Faute de Jules Ferry ou d'Ernest Lavisse pour canaliser l'appréhension du passé, comme sous la IIIe République, les seuls substituts qui se présentent dans la société actuelle s'appellent Eric Zemmour ou Lorànt Deutsch. Ils s'arrogent, avec le soutien de leur famille idéologique, une privatisation du discours sur le passé français et prétendent être les derniers remparts de l'identité française.
Y a-t-il une difficulté particulière à enseigner l’histoire, si on la compare à d'autres matières ?
Oui, elle est ressentie par tous les enseignants. J'ai enseigné aussi bien dans un lycée de Seine-Saint-Denis que dans un lycée bourgeois de l'ouest parisien. On peut s'y retrouver accusé d'être un thuriféraire de la colonisation, de ne pas assez parler de la traite négrière, ou à l'inverse d'y consacrer trop de temps.
L'enseignant d'histoire, qui était considéré comme un passeur sous la IIIe République, peut se retrouver en situation de bouc émissaire. Les élèves le rendent responsables des erreurs commises par le passé. Et il est beaucoup plus exposé que ses collègues des sciences dites exactes, car il n'a pas de lois intangibles à enseigner à ses élèves.
Attend-on trop de l'histoire ?
Il est très difficile de faire comprendre que l'histoire n'est pas le récit incontestable du passé, mais "une connaissance par traces". Et cette quête des indices ramène l'histoire à ce qu'elle est étymologiquement : une enquête. Une enquête qui a beaucoup de similitudes avec une enquête policière et qui peut déboucher sur des erreurs judiciaires et des réouvertures de dossiers qui avaient été classés.
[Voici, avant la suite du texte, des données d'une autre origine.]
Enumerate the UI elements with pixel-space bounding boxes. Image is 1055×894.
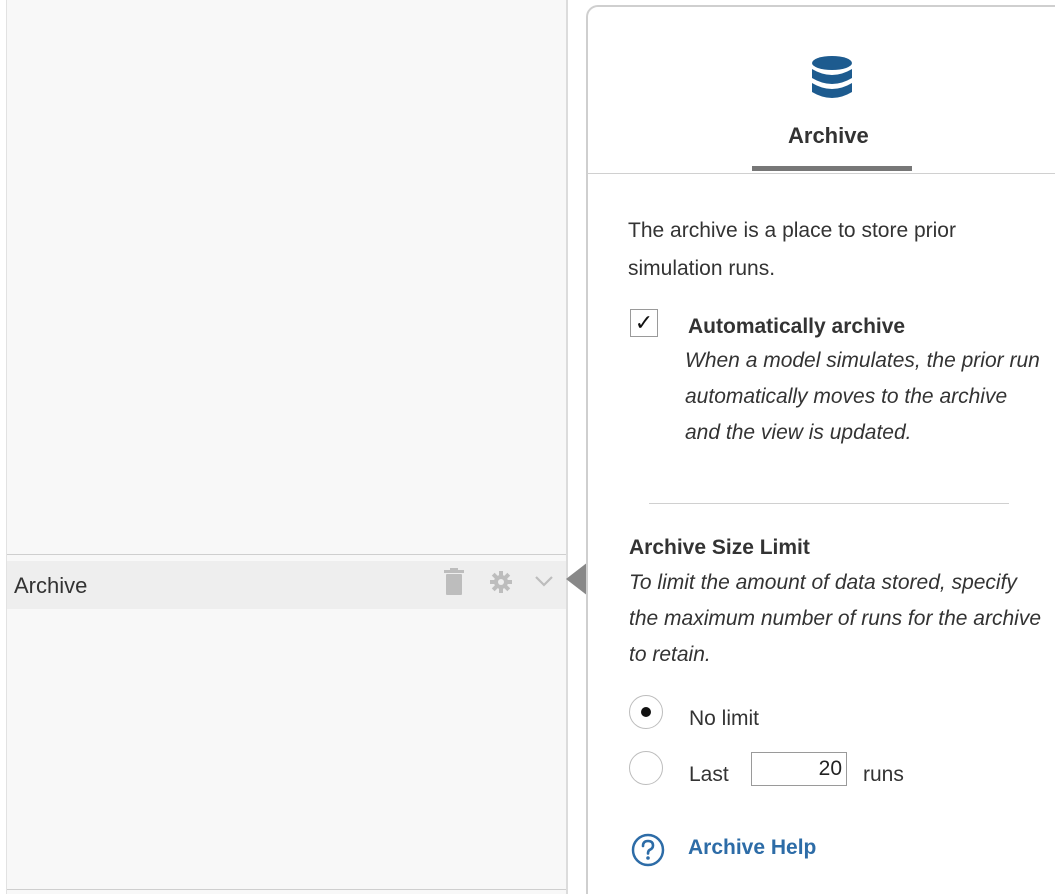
left-panel: Archive [6, 0, 568, 894]
runs-count-input[interactable] [751, 752, 847, 786]
archive-row-label: Archive [14, 573, 88, 598]
archive-properties-panel: Archive The archive is a place to store … [586, 5, 1055, 894]
divider [7, 889, 566, 890]
archive-row[interactable]: Archive [7, 561, 566, 609]
database-icon [810, 55, 854, 110]
last-runs-radio[interactable] [629, 751, 663, 785]
no-limit-radio[interactable] [629, 695, 663, 729]
radio-selected-dot [641, 707, 651, 717]
tab-archive[interactable]: Archive [788, 123, 869, 149]
auto-archive-checkbox[interactable]: ✓ [630, 309, 658, 337]
runs-suffix-label: runs [863, 763, 904, 786]
chevron-down-icon[interactable] [533, 572, 555, 595]
no-limit-label: No limit [689, 707, 760, 730]
tab-bar: Archive [588, 7, 1055, 174]
archive-help-link[interactable]: Archive Help [688, 836, 816, 860]
app-window: Archive Archive The archive is a place t… [0, 0, 1055, 894]
help-circle-icon[interactable] [631, 833, 665, 872]
auto-archive-label: Automatically archive [688, 315, 906, 338]
divider [649, 503, 1009, 504]
auto-archive-description: When a model simulates, the prior run au… [685, 349, 1040, 444]
divider [7, 554, 566, 555]
size-limit-description: To limit the amount of data stored, spec… [629, 571, 1042, 666]
archive-description: The archive is a place to store prior si… [628, 219, 956, 280]
size-limit-heading: Archive Size Limit [629, 536, 810, 559]
panel-pointer [566, 562, 588, 596]
gear-icon[interactable] [489, 570, 513, 599]
last-runs-label: Last [689, 763, 729, 786]
trash-icon[interactable] [443, 568, 465, 601]
active-tab-indicator [752, 166, 912, 171]
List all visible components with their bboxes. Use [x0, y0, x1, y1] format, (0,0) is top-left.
Les Français attendent de l'histoire ce qu'elle ne peut pas leur apporter : des certitudes. L'histoire n'a pas de leçon à divulguer. L'histoire apprend à poser des questions, à douter, mais elle laisse de nombreuses questions en suspens. L'intérêt qu'elle présente en tant que discipline est de développer le sens critique. Mais cette conception est devenue de plus en plus inaudible quand les groupes de pression, le discours d'Etat et les individualités la somment de délivrer des réponses à leurs incertitudes.